There’s been a resurgence in interest in variety for a number of reasons, not least talent shows like BGT. Do you think talent shows are helpful in promoting variety? Would you consider going on one?

The producers of BGT always phone- every year and ask us about going on, but we wont do it. Having said that some good friends of ours have done very well out of appearing on BGT and got stuff out of it.

I think shows on TV raise the profile of variety and have had a helping hand bringing variety back into the mainstream. People are now used to seeing shows like Britain’s Got Talent but invariably there are only one or two proper cabaret acts that make it to the final.

It is a shame that there is no show which is programmed like Live at the Apollo where the acts have actually been selected and have a little bit of stage time to establish themselves rather than being at the mercy of an editor and a buzzer.

 

What was it like to win the Prix Coup de Couer? And who gets to keep the trophy?

It was great! We had a lovely time in Montreal being part of that incredible festival with all of its history and getting the amazing reactions from audiences and press that we did. The award was a very nice finishing touch – the cherry on our slightly fat cake! I get to keep the award. We talked about having a month or 2 each and having shared custody but i kept it!

 

We can’t help but notice that there are no girls in Slightly Fat Features. Is that a deliberate thing or does it just suit the SFF dynamic to have guys?

It wasn’t deliberate or conscious. When we formed, it was over a period of years and it was just by chance it was all male. The group formed from many cabarets with many performers but the same people kept coming to Devon to develop more material, for no money alongside the other acts i had booked.

It was this group that developed the material which we took to Norwich Norfolk festival and that group was all male.

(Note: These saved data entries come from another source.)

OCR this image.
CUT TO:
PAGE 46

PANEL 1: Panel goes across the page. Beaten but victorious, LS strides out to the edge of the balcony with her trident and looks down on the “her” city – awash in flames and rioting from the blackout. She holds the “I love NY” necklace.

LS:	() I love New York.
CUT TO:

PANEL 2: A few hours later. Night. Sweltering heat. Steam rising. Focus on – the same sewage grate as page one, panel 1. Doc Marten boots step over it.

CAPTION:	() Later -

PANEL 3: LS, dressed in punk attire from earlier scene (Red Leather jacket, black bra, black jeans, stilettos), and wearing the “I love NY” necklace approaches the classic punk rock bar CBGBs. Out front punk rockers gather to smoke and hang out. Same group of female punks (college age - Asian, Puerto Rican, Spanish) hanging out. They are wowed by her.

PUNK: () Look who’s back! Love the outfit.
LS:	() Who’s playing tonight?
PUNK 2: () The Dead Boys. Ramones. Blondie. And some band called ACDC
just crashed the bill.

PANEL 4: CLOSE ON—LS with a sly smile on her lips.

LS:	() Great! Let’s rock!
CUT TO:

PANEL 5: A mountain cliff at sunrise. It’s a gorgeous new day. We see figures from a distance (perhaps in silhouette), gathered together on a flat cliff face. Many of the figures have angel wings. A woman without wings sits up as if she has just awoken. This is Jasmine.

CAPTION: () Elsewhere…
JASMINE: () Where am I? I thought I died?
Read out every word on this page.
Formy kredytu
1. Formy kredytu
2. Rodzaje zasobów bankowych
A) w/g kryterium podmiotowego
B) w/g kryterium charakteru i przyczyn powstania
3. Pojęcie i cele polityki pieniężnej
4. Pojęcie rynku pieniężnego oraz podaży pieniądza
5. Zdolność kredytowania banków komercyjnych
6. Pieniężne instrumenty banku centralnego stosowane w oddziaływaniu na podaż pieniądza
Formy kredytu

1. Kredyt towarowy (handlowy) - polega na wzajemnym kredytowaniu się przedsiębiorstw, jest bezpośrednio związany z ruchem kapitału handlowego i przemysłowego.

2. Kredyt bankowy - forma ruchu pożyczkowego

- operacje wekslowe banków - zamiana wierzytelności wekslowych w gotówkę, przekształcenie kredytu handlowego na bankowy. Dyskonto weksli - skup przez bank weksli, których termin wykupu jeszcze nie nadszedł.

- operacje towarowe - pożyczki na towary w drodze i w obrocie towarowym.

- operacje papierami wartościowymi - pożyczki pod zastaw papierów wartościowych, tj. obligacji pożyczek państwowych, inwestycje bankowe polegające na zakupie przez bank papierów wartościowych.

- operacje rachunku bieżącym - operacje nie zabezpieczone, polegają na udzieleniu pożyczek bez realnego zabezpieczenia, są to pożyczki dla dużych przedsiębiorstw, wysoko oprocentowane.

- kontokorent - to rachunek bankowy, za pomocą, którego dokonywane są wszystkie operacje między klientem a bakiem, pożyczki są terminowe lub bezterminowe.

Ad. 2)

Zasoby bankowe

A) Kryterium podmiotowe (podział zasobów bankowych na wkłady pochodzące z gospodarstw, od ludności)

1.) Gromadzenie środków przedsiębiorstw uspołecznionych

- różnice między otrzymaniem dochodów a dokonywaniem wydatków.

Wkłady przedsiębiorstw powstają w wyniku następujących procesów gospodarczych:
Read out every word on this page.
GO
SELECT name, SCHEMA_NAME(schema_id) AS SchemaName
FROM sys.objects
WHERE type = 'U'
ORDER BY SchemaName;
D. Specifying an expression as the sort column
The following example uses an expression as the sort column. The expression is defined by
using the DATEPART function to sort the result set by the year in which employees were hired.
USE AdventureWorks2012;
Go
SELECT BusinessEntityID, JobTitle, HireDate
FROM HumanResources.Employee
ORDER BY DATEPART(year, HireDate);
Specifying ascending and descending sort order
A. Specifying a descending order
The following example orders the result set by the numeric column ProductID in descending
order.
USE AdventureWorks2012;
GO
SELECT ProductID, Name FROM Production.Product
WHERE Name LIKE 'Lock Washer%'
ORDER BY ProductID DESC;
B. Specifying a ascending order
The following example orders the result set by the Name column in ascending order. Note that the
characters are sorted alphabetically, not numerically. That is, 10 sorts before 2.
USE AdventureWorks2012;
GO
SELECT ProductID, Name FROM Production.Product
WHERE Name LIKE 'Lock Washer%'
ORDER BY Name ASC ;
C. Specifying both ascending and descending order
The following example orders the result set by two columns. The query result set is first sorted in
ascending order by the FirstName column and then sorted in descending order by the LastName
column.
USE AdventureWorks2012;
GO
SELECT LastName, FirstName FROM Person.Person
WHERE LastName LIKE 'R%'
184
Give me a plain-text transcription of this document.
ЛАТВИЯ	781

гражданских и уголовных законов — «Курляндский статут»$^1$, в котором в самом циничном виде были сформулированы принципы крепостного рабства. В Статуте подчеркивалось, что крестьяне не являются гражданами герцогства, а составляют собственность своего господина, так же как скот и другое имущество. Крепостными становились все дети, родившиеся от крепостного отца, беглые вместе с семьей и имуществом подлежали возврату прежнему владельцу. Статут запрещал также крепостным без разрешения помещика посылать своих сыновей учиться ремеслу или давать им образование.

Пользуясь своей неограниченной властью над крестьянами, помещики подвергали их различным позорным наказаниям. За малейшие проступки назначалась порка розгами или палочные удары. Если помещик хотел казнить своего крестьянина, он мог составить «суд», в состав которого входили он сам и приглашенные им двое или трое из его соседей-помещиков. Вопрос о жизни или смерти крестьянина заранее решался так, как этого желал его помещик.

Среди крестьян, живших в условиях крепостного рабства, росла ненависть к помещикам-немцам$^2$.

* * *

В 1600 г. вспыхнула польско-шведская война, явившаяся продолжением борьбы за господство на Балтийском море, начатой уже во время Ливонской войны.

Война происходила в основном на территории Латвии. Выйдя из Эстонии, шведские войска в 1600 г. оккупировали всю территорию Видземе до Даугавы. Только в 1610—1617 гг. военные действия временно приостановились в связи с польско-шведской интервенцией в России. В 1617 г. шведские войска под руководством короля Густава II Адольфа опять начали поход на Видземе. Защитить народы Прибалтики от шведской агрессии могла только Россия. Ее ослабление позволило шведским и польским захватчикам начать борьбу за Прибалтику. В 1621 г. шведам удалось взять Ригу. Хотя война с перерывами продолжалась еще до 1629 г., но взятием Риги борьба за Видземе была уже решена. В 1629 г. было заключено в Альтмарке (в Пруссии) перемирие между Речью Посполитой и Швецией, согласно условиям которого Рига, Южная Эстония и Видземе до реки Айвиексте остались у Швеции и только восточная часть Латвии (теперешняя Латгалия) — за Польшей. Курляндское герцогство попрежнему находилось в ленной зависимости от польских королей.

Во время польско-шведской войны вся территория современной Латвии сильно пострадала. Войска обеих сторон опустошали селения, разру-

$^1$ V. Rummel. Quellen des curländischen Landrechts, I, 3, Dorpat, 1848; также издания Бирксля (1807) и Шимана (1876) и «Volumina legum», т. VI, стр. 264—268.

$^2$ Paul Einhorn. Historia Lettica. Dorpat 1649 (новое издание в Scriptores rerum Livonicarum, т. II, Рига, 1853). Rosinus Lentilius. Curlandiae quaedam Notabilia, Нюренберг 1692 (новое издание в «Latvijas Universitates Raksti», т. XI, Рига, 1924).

So that was the show we rehearsed and took on tour. So when we officially became Slightly Fat Features in 2010 it was an all male group. So that is part of the dynamic now i guess. But it wasn’t a deliberate choice. It just turned out like that.

 

What would you say about the state of modern variety? It seems that there are more performers and no shortage of creativity but less and less venues every year. Would that be a fair comment?

I think it is still out of the mainstream. There’s BGT obviously but, other than that, there’s a lack of proper variety with speciality acts. I think it could break big still. I hope it does- and when it does that we are part of it.

There are many more performers definitely but also more opportunities than when I started in 1998. There were circus cabarets back then but few and far between. Circus Space used to run regular cabarets and they were unique at the time. Glastonbury was also a good hive of cabaret. There were places but you had to search around for them.

La Clique (and its current incarnation La Soiree) becoming as massive as they are, has helped a lot and, along with the resurgence of Burlesque, it seems that lots of people have started to produce cabaret shows all over.

 

So who should we look out for in the variety scene?

There are many great nights out there and lots of great people putting on shows – long may that continue. Miss Behave is doing amazing work to generate shows packed with acts, Mat Ricardo is working incredibly hard to make juggling cool, Boy With Tape On His Face of course has really taken it to the masses as has Lili la Scala and her variety shows. Regionally, there are some amazing nights with regular packed nights at Cabaret Boom Boom in Sheffield and Cabaret Heaven too.

We tend to try and tour Slightly Fat Features shows to theatres (although some don’t want cabaret shows) so we haven’t really been affected by venues closing. But hearing that venues are closing is horrible and it is a travesty that Madam JoJo’s might go. Venues like that should be saved.